Who really cares if this particular scene (and there are more like it, believe me) accomplishes absolutely nothing in terms of plot? It's SO much fun to watch them just kicking back on Christmas morning that you get a smile and shake your head and just pray that next Christmas morning you're kicking back with Myrna Loy in a fur coat (or William Powell in a robe and slippers).
But when the end does come, and the murder is solved, it's the classic ploy of every character being in the same room at the same time and the script requires Powell to do nothing more than essentially sit and talk. But William Powell is so eloquent in reciting all his dialogue that it comes across as if he's merely saying all these things to toy with all his guests as opposed to a delivery device for exposition.
In his review for his book The Great Movies (which partially led me to checking the film out), Roger Ebert writes that it's, "like an all-dialogue version of an Astaire and Rogers musical." Boy, ain't that the truth.

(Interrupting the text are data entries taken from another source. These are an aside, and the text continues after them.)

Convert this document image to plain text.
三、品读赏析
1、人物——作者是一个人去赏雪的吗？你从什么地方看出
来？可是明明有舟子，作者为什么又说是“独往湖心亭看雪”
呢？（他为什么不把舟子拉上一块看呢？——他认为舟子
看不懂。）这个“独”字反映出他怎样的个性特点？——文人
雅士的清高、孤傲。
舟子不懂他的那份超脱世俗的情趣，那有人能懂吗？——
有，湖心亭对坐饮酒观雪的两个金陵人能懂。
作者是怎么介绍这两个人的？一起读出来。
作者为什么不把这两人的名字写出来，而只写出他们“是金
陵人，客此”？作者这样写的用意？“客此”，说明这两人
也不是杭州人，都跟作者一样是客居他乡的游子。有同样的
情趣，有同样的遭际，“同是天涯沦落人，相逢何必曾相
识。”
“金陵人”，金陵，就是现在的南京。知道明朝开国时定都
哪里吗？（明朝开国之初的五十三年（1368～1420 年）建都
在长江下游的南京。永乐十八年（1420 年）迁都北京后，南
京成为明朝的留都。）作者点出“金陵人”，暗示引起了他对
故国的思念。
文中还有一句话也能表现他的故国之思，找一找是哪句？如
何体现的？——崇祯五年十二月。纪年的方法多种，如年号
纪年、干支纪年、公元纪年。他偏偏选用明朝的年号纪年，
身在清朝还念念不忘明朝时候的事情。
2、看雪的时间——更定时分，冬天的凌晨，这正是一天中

Watching Powell and Loy talk is essentially the same as watching Astaire and Rogers dance and since I can't dance, well, I think I found this one much more enjoyable. As a lover of quality dialogue -whether real or over-the-top - this is pretty much as good as it's ever been in any film in history.
"Is he working on a case?"
"Yes."
"What case?"
"A case of scotch. Pitch in and help him."
One formula used again and again (and again) by current moviemakers is to put two stars together in something, anything, regardless of whether or not there is a script, a treatment, an idea, half of an idea, probably even less, and let their charisma do the work the screenwriter and director and editor should be doing and - surprise! surprise! - usually these films wind up tanking. But "The Thin Man" shows that if you just give a couple of charasmatic stars some great lines, enough of a story and not get in their way with a bunch of show-offy camera work that the Two Stars formula can not only work, but provide one of Hollywood's greatest movies.